Meagan Holmes, an inspector at plastic auto parts manufacturer Ventra Evart, filed the charges against United Auto Workers (UAW) with the National Labor Relations Board (NLRB), according to a press release.

Holmes is represented by the National Right to Work Legal Defense Foundation (NRTW).

“All workers under the UAW’s bargaining regime need to have the power to hold union officials accountable by being able to cut off all union dues or fees,” said NRTW president Mark Mix, according to the NRTW release.

Holmes sent a letter to United Auto Workers (UAW) leadership in May notifying them that she intended to resign from the union and requested that dues were no longer deducted from her salary, the release said. The union ignored her request and continued taking her dues, according to her charges.

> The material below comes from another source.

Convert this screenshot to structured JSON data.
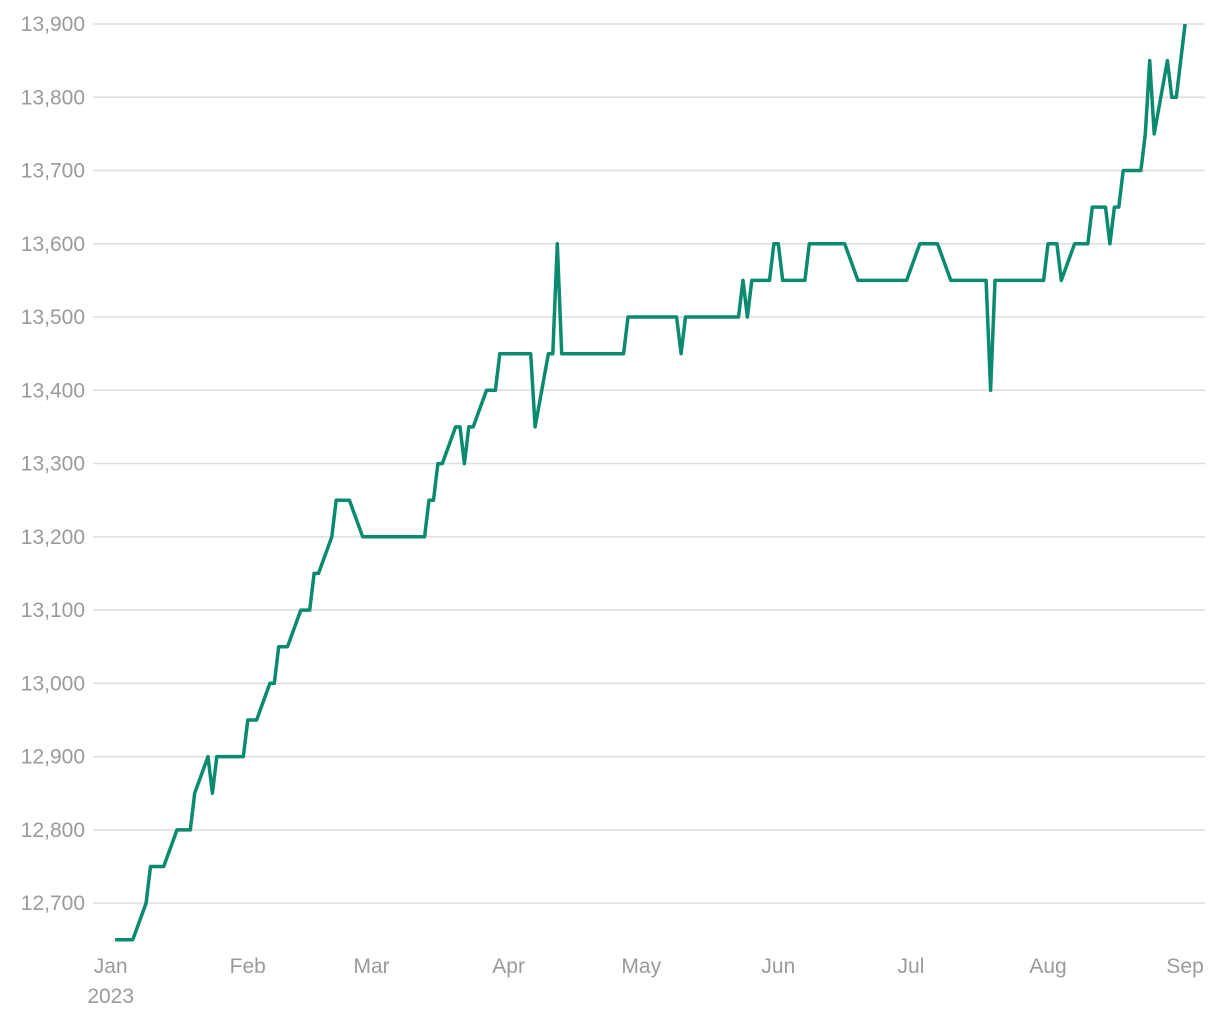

The National Labor Relations Act of 1935 granted workers the right to organize unions as well as the right “to refrain from any or all such activities,” according to the NLRB. Former Michigan Gov. Rick Snyder signed freedom-to-work legislation in 2012, which said workers can’t be required to pay union dues and can’t be fired for not paying dues, according to the Michigan Department of Licensing and Regulatory Affairs.

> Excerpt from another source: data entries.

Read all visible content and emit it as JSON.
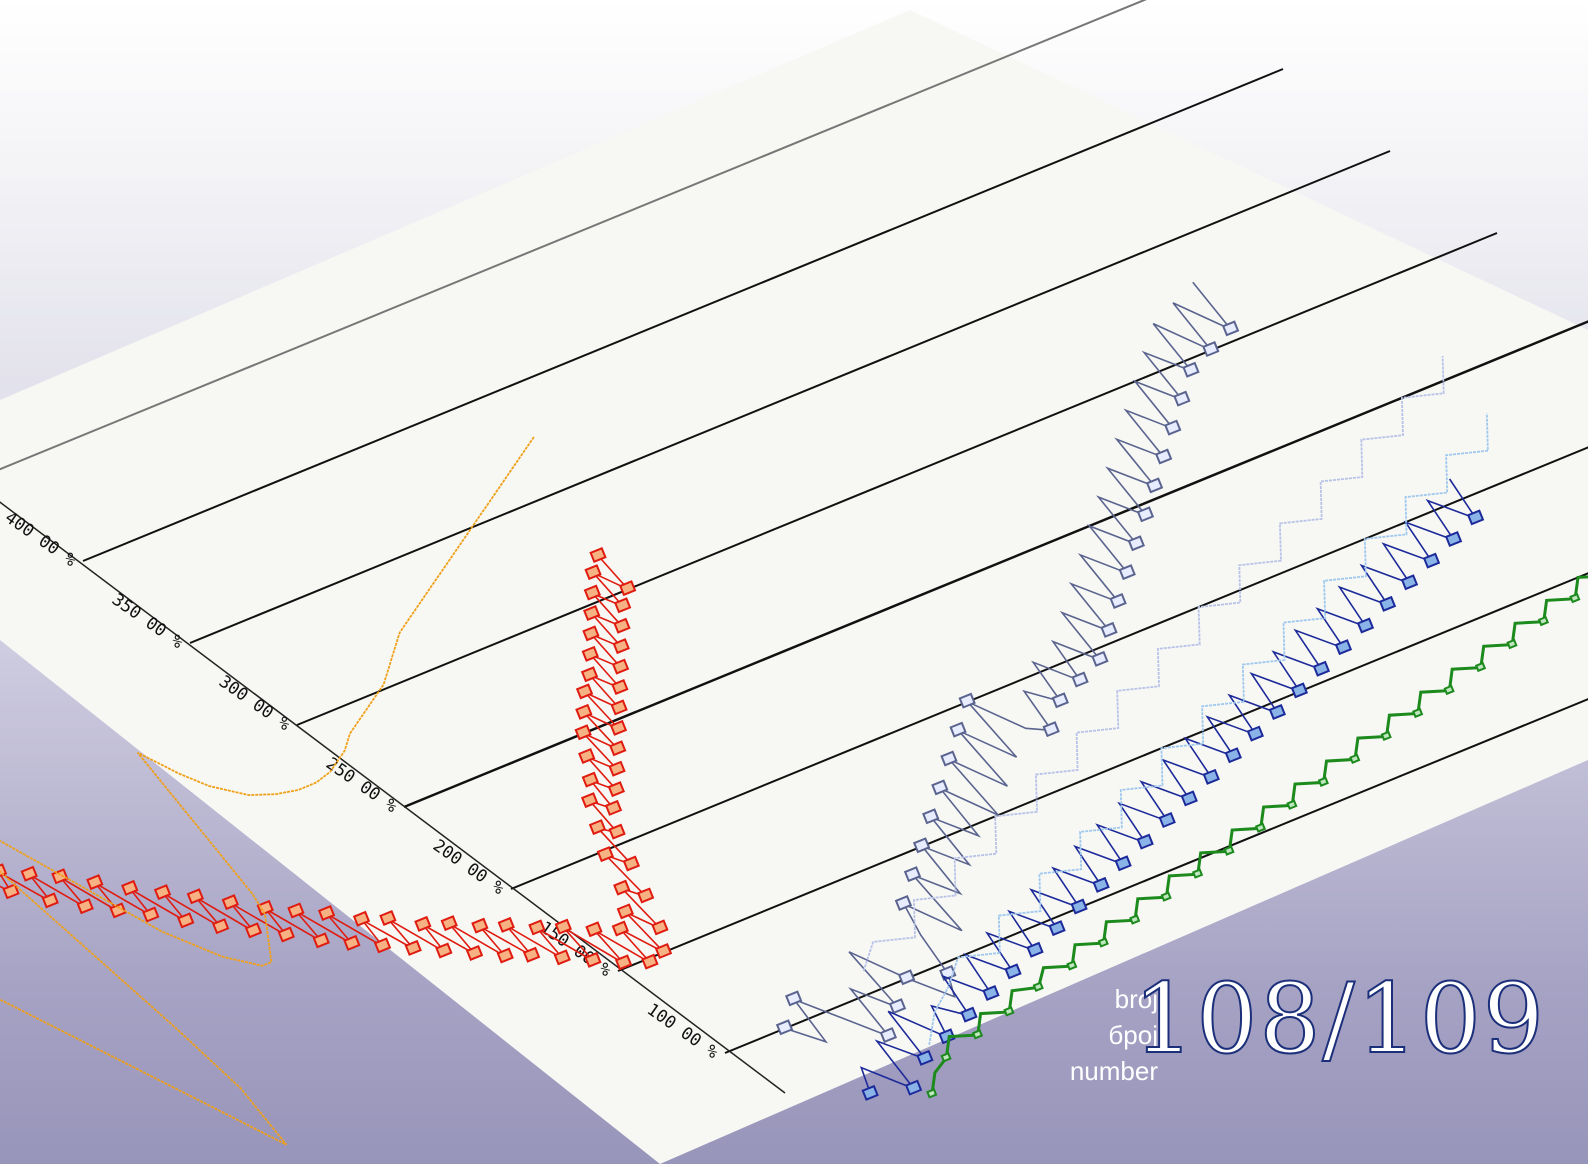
{
  "cover": {
    "words": [
      "broj",
      "број",
      "number"
    ],
    "issue_number": "108/109"
  },
  "colors": {
    "background_top": "#ffffff",
    "background_bottom": "#9895ba",
    "plane": "#f7f8f4",
    "red_series": "#e01b10",
    "red_marker_fill": "#f7b283",
    "orange_series": "#f0a018",
    "navy_series": "#1d2a9a",
    "navy_marker_fill": "#8ab4e8",
    "slate_series": "#5a648f",
    "green_series": "#1c8a1c",
    "light_blue_series": "#a0c8ee",
    "number_outline": "#1b2f7a"
  },
  "chart_data": {
    "type": "line",
    "title": "",
    "xlabel": "",
    "ylabel": "",
    "y_tick_labels": [
      "100 00 %",
      "150 00 %",
      "200 00 %",
      "250 00 %",
      "300 00 %",
      "350 00 %",
      "400 00 %"
    ],
    "ylim": [
      0,
      460
    ],
    "grid": true,
    "series": [
      {
        "color": "red",
        "values": [
          380,
          395,
          372,
          388,
          360,
          375,
          355,
          365,
          350,
          360,
          340,
          352,
          330,
          345,
          320,
          335,
          310,
          325,
          300,
          315,
          295,
          310,
          290,
          302,
          285,
          296,
          280,
          290,
          270,
          284,
          262,
          278,
          255,
          270,
          248,
          262,
          240,
          255,
          232,
          248,
          225,
          240,
          218,
          232,
          210,
          226,
          204,
          220,
          198,
          212,
          192,
          208,
          186,
          200,
          180,
          196,
          174,
          190,
          170,
          186,
          164,
          180,
          158,
          176,
          152,
          170,
          148,
          166,
          150,
          172,
          160,
          182,
          175,
          198,
          190,
          210,
          205,
          222,
          215,
          230,
          222,
          240,
          230,
          250,
          238,
          258,
          246,
          266,
          254,
          272,
          262,
          280,
          270,
          288,
          278,
          296,
          286,
          304,
          294,
          312,
          300,
          318
        ]
      },
      {
        "color": "orange",
        "values": [
          360,
          345,
          330,
          315,
          300,
          285,
          270,
          255,
          240,
          225,
          210,
          195,
          180,
          165,
          150,
          135,
          150,
          165,
          200,
          245,
          290,
          330,
          320,
          300,
          280,
          260,
          240,
          230,
          220,
          215,
          210,
          210,
          215,
          220,
          225,
          230,
          240,
          255,
          270,
          285,
          300,
          315,
          300,
          290,
          285,
          280,
          278,
          276,
          275,
          274,
          274,
          274,
          275,
          276,
          278,
          280,
          282,
          285,
          288,
          290,
          292,
          294,
          296,
          298,
          300,
          302,
          305,
          308,
          311,
          314,
          317,
          320,
          322,
          324,
          326,
          328,
          330,
          332,
          334,
          336,
          338,
          340,
          342,
          344,
          346,
          348,
          350,
          352,
          354,
          356,
          358,
          360,
          362,
          364,
          366,
          368,
          370,
          372,
          374,
          376
        ]
      },
      {
        "color": "slate",
        "values": [
          100,
          88,
          110,
          95,
          80,
          105,
          90,
          120,
          100,
          85,
          95,
          115,
          130,
          110,
          140,
          125,
          150,
          135,
          160,
          145,
          170,
          150,
          180,
          160,
          190,
          170,
          200,
          180,
          175,
          195,
          185,
          205,
          190,
          210,
          195,
          220,
          205,
          230,
          215,
          240,
          225,
          250,
          235,
          260,
          245,
          270,
          255,
          280,
          265,
          290,
          275,
          300,
          285,
          310,
          295,
          320,
          300,
          325,
          305,
          330
        ]
      },
      {
        "color": "navy",
        "values": [
          60,
          72,
          55,
          80,
          65,
          90,
          70,
          85,
          75,
          95,
          80,
          100,
          85,
          105,
          90,
          110,
          95,
          115,
          100,
          120,
          105,
          125,
          110,
          130,
          115,
          135,
          120,
          140,
          125,
          145,
          130,
          150,
          135,
          155,
          140,
          160,
          145,
          165,
          150,
          170,
          155,
          175,
          160,
          180,
          165,
          185,
          170,
          190,
          175,
          195,
          180,
          200,
          185,
          205,
          190,
          210
        ]
      },
      {
        "color": "light_blue",
        "values": [
          70,
          82,
          90,
          100,
          95,
          110,
          105,
          120,
          115,
          130,
          125,
          140,
          135,
          150,
          145,
          160,
          155,
          170,
          165,
          180,
          175,
          190,
          185,
          200,
          195,
          210,
          205,
          220,
          215,
          230
        ]
      },
      {
        "color": "light_slate",
        "values": [
          110,
          120,
          115,
          130,
          125,
          140,
          135,
          150,
          145,
          160,
          155,
          170,
          165,
          180,
          175,
          190,
          185,
          200,
          195,
          210,
          205,
          220,
          215,
          230,
          225,
          240,
          235,
          250,
          245,
          260
        ]
      },
      {
        "color": "green",
        "values": [
          50,
          58,
          62,
          70,
          66,
          74,
          70,
          78,
          75,
          82,
          78,
          86,
          82,
          90,
          86,
          94,
          90,
          98,
          94,
          102,
          98,
          106,
          102,
          110,
          106,
          114,
          110,
          118,
          114,
          122,
          118,
          126,
          122,
          130,
          126,
          134,
          130,
          138,
          134,
          142,
          138,
          146,
          142,
          150,
          146,
          154
        ]
      }
    ]
  }
}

Holmes claims UAW violated both legal provisions, the NRTW release said.

Tuesday’s charges come just weeks after UAW and two other major unions sued Michigan over new regulatory changes concerning union membership. In July, the four-person Michigan Civil Service Commission approved the law changes in a 3-1 vote mandating that union workers manually reauthorize their union membership every year.

“This is part of a long-running campaign against working families in Michigan and across the country, pushed by billionaire-backed anti-worker groups,” the three unions said in a joint statement.

In 2018, the Supreme Court ruled in Janus v. American Federation of State, County, and Municipal Employees that workers nationwide cannot be forced to pay union dues as a condition of membership, according to a Liberty Justice Center report.

Former UAW president Dennis Williams was accused of embezzling union members’ dues between 2010 and 2019, according to a Department of Justice indictment. Another former UAW president, Gary Jones, pleaded guilty to similar charges in June.

“Ms. Holmes’ charge clearly demonstrates that UAW officials’ inclination to break the law is not just limited to the top bosses caught red-handed in the federal investigation,” Mix said in the statement.

The UAW is one of the largest American unions with nearly 400,000 members and assets totaling $1.1 billion, according to Department of Labor filings.

“We as a matter of policy cannot comment on pending legal matters,” a UAW spokesperson told the Daily Caller News Foundation.